Inhaltsstoffe der Kartoffel
Die Kartoffel ist nach Getreide unser zweitwichtigstes Grundnahrungsmittel. Die
ernährungsphysiologische Bedeutung der Kartoffel basiert auf ihrem Stärkegehalt, dem
hochwertigen Eiweiß und dem beachtlichen Anteil an Vitaminen und Mineralstoffen,
Hinzu kommt, dass die Kartoffel ein energiearmes Lebensmittel ist. Eine mittelgroße
Kartoffel (100 g) hat nur 70 kcal. Sie besteht zu 78 Prozent aus Wasser.
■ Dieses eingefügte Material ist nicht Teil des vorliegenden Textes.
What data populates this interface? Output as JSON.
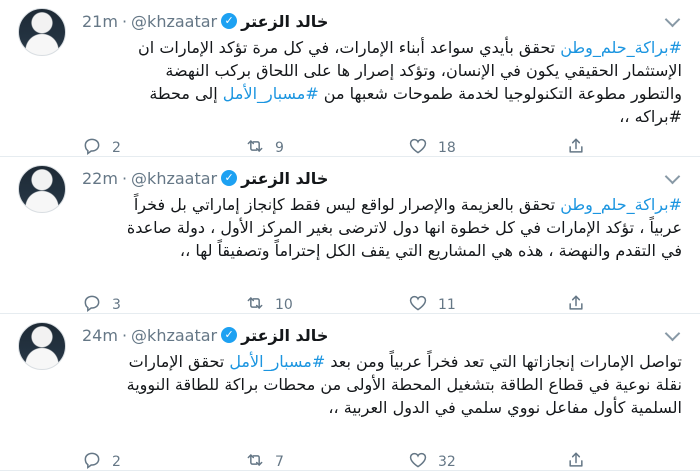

Kohlenhydrate: In der Kartoffel sind rund 16 Prozent Stärke enthalten, die dem Körper
wichtige Energie liefert. Rohe Kartoffelstärke ist für den Menschen kaum verwertbar, sie
wird erst durch den Kochvorgang aufgeschlossen. Dann ist sie leicht verdaulich und
liefert Energie in Form von Zucker.
Eiweiße: Der Eiweißgehalt der Kartoffel ist mit zwei Prozent relativ gering. Dennoch ist
das Eiweiß der Kartoffel eines der wichtigsten pflanzlichen Eiweiße für den
menschlichen Organismus, da es einen hohen Gehalt an lebensnotwendigen
Aminosäuren hat. Fette: Fett ist in Kartoffeln nur in Spuren vorhanden. Vitamine:
Kartoffeln haben einen hohen Vitamin-C-Gehalt. Zudem enthalten sie viele andere
wichtige Vitamine, die der Körper täglich benötigt. Mineralstoffe: Kartoffeln enthalten
neben Calcium, Phosphor und Eisen vor allem einen hohen Anteil an Kalium und
Magnesium.
Insgesamt elf verschiedene Vitamine und 15 verschiedene Mineralstoffe machen aus der
Kartoffel einen wichtigen Vitaminlieferanten für das tägliche Leben. Viele dieser Vitamine
und Mineralstoffe befinden sich in bzw. dicht unter der Schale. Die Schale bewahrt daher
den Nährstoffgehalt und steigert den Ballaststoffanteil der Kartoffel. Ist sie gut
gesäubert, kann sie mitgegessen werden. Augen und grüne Stellen an der Kartoffel
sollten großzügig weggeschnitten werden, da diese Solanin enthalten können. Solanin ist
ein Alkaloid, das in vielen Nachtschattengewächsen vorkommt und ab einer Dosis von
25 mg als gesundheitsschädlich gilt. Der normale Solaningehalt in Kartoffeln liegt jedoch
zwischen 2 und 9 mg pro 100 g und ist absolut unbedenklich.